Several months ago, Rob Lawrence of the Richmond Ambulance Authority started a thread on the High Performance EMS Group of LinkedIn by asking “So what does the phrase ‘High Performance EMS’ mean to you?” This innocent sounding question sparked immediate debate even within the small group at that time. Benjamin Podsiadlo of AMR quickly tied the quality of EMS performance to “experience” and “outcomes” stating further that “response time is not an evidence based factor in ALS performance.” He later backed up his assertion by writing that “the catch 22 of pushing the workforce to be responsible and accountable drivers while simultaneously achieving narrow response time goals to the vast majority incidents that have no medical need for such high speed driving is also a bizarre and irresponsible contradiction.” This is a point that even Lawrence admits could foster the “mentality of ‘arrive on time and the patient dies – good outcome, arrive late and the patient lives – bad outcome’” that has already been affecting common sense both in the UK and increasingly in the US since NFPA 1710 set response time standards several years ago.

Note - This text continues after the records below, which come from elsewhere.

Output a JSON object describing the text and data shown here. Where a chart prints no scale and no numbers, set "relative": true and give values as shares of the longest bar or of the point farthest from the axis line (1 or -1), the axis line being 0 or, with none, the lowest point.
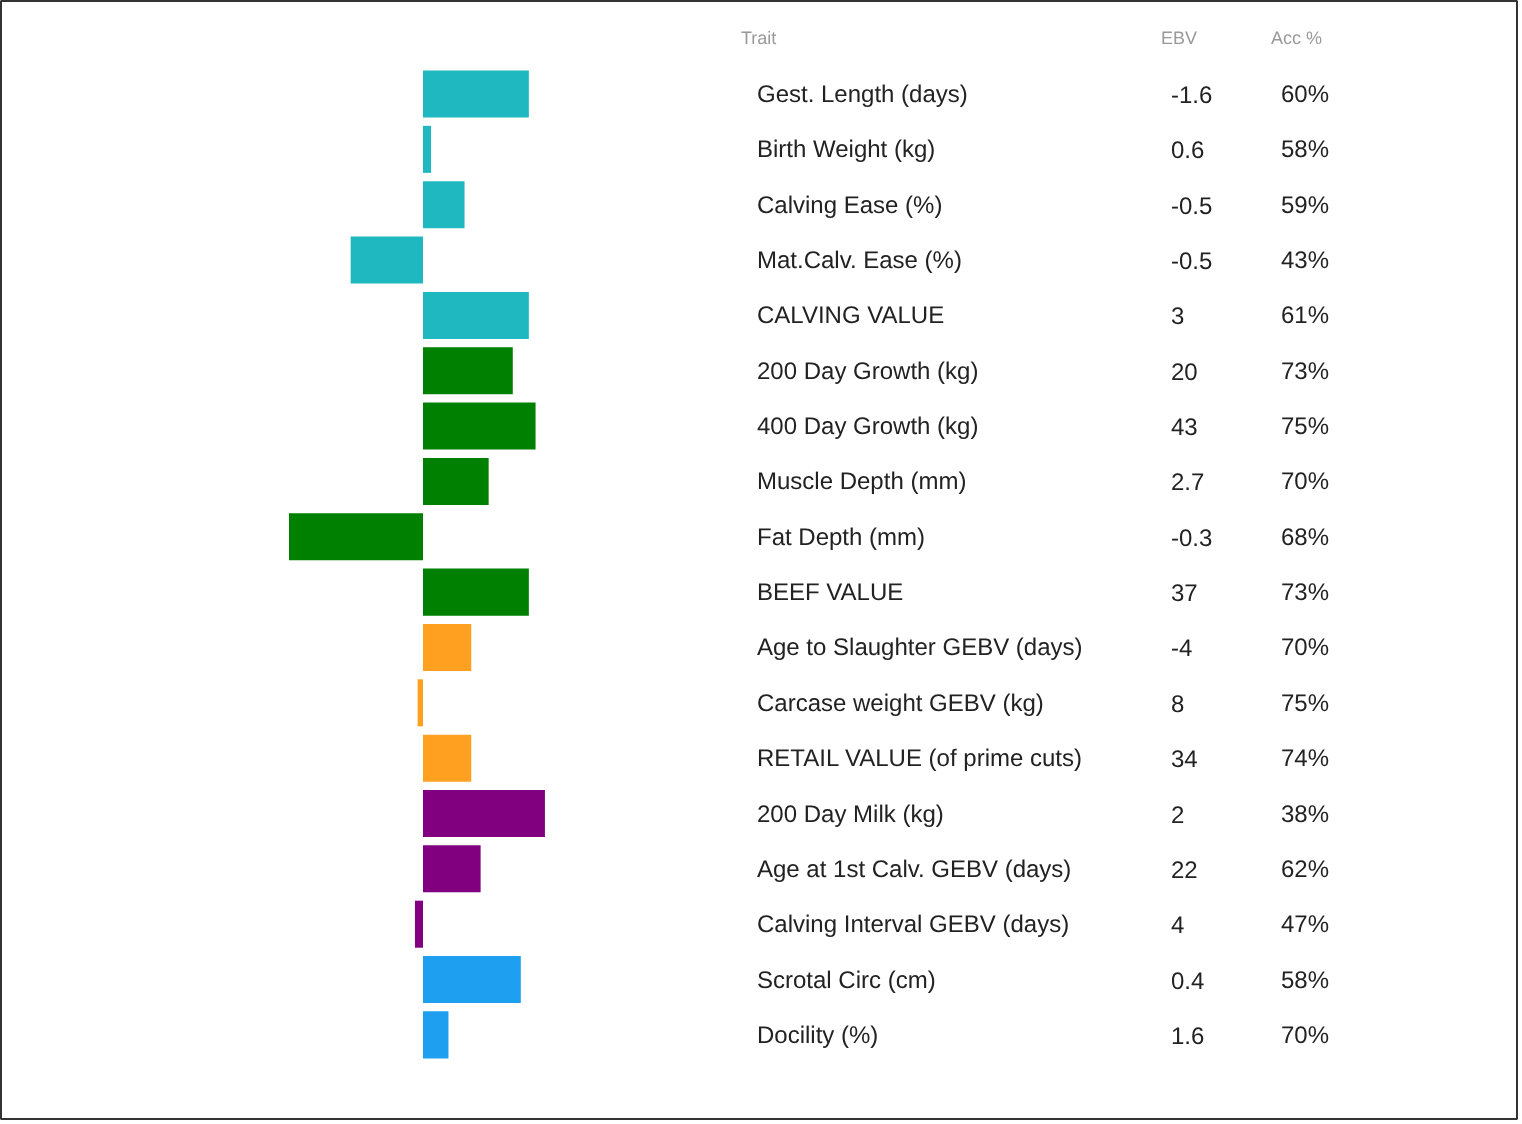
{
  "chart_data": {
    "type": "bar",
    "orientation": "horizontal",
    "relative": true,
    "categories": [
      "Gest. Length (days)",
      "Birth Weight (kg)",
      "Calving Ease (%)",
      "Mat.Calv. Ease (%)",
      "CALVING VALUE",
      "200 Day Growth (kg)",
      "400 Day Growth (kg)",
      "Muscle Depth (mm)",
      "Fat Depth (mm)",
      "BEEF VALUE",
      "Age to Slaughter GEBV (days)",
      "Carcase weight GEBV (kg)",
      "RETAIL VALUE (of prime cuts)",
      "200 Day Milk (kg)",
      "Age at 1st Calv. GEBV (days)",
      "Calving Interval GEBV (days)",
      "Scrotal Circ (cm)",
      "Docility (%)"
    ],
    "values": [
      0.79,
      0.06,
      0.31,
      -0.54,
      0.79,
      0.67,
      0.84,
      0.49,
      -1,
      0.79,
      0.36,
      -0.04,
      0.36,
      0.91,
      0.43,
      -0.06,
      0.73,
      0.19
    ],
    "colors": [
      "#20b8c0",
      "#20b8c0",
      "#20b8c0",
      "#20b8c0",
      "#20b8c0",
      "#008000",
      "#008000",
      "#008000",
      "#008000",
      "#008000",
      "#ffa020",
      "#ffa020",
      "#ffa020",
      "#800080",
      "#800080",
      "#800080",
      "#1e9ff0",
      "#1e9ff0"
    ],
    "annotations": [
      "Trait",
      "EBV",
      "Acc %",
      "-1.6",
      "0.6",
      "-0.5",
      "-0.5",
      "3",
      "20",
      "43",
      "2.7",
      "-0.3",
      "37",
      "-4",
      "8",
      "34",
      "2",
      "22",
      "4",
      "0.4",
      "1.6",
      "60%",
      "58%",
      "59%",
      "43%",
      "61%",
      "73%",
      "75%",
      "70%",
      "68%",
      "73%",
      "70%",
      "75%",
      "74%",
      "38%",
      "62%",
      "47%",
      "58%",
      "70%"
    ]
  }
}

While there were other good comments, I would like to focus on the specific assertion that measuring response time (a well established practice today such as at Huron Valley Ambulance’s public web Performance Dashboard) is not an “evidence-based” practice. There are many specific accounts of individual lives saved that I have heard mentioned by different agencies, but I will concede that the plural of “anecdote” is not “data”. However, one of the best stories of response time saving lives was made on February 9 when Richard Sposa of Jersey City Medical Center EMS discussed an interesting finding in a recent webcast. The chart reproduced here shows a correlation between
response time and the Return of Spontaneous Circulation (ROSC). This unexpected finding clearly traced an upward trend of ROSC with the decline in Average Response Time for Priority 1 Calls graphed quarterly from the beginning of 2005 to the end of 2007. This is a verified statistical trend (Mount Sinai Hospital reviewed these findings) and I suggest you click to view the graph in full detail. This shows not just living anecdotes, but a statistical increase patients with restored heartbeats.
Many things about our business can and should be questioned, but this is exactly the sort of evidence I would like to see investigated at other services. Can what Jersey City Medical Center is experiencing be reproduced elsewhere? And probably more importantly, does fast response necessarily mean “high speed driving”?

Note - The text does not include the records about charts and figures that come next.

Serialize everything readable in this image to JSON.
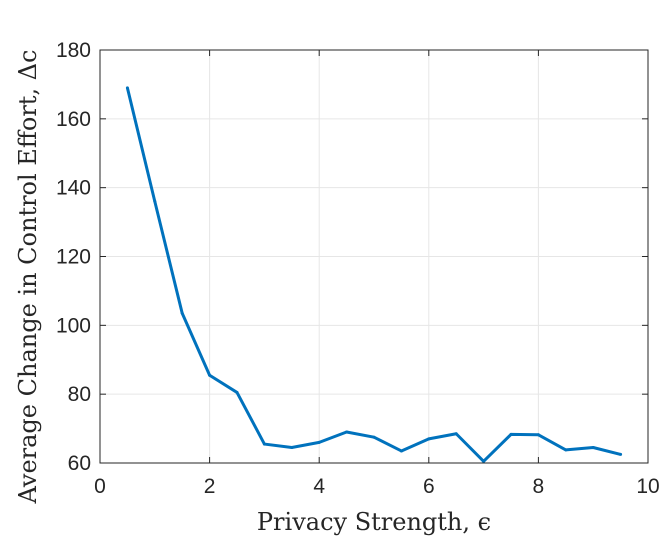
{
  "chart_data": {
    "type": "line",
    "title": "",
    "xlabel": "Privacy Strength, ϵ",
    "ylabel": "Average Change in Control Effort, Δc",
    "xlim": [
      0,
      10
    ],
    "ylim": [
      60,
      180
    ],
    "xticks": [
      0,
      2,
      4,
      6,
      8,
      10
    ],
    "yticks": [
      60,
      80,
      100,
      120,
      140,
      160,
      180
    ],
    "grid": true,
    "series": [
      {
        "color": "#0072bd",
        "x": [
          0.5,
          1.0,
          1.5,
          2.0,
          2.5,
          3.0,
          3.5,
          4.0,
          4.5,
          5.0,
          5.5,
          6.0,
          6.5,
          7.0,
          7.5,
          8.0,
          8.5,
          9.0,
          9.5
        ],
        "y": [
          169,
          136,
          103.5,
          85.5,
          80.5,
          65.5,
          64.5,
          66,
          69,
          67.5,
          63.5,
          67,
          68.5,
          60.5,
          68.3,
          68.2,
          63.8,
          64.5,
          62.5
        ]
      }
    ]
  }
}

The point of System Status Management (SSM) is that ambulances can be effectively pre-positioned through scientific statistical forecasting in order to reduce the time of a response even without driving faster to the call. Zoll Software Solutions, as an example, considers the elimination of inefficiencies to be a core component for closing the loop on your dispatch process and is even offering free medical equipment to customers who use this technology to improve their system. One customer who has done this already with Zoll technology is Grand Rapids who was also featured in the following FOX News video on Predicting Where your Next Emergency will Happen.
If you believe that knowing where your next calls are likely to come from in time to allow you to safely prepare for that response, the science is available today. You just need to be able to integrate that knowledge into your process.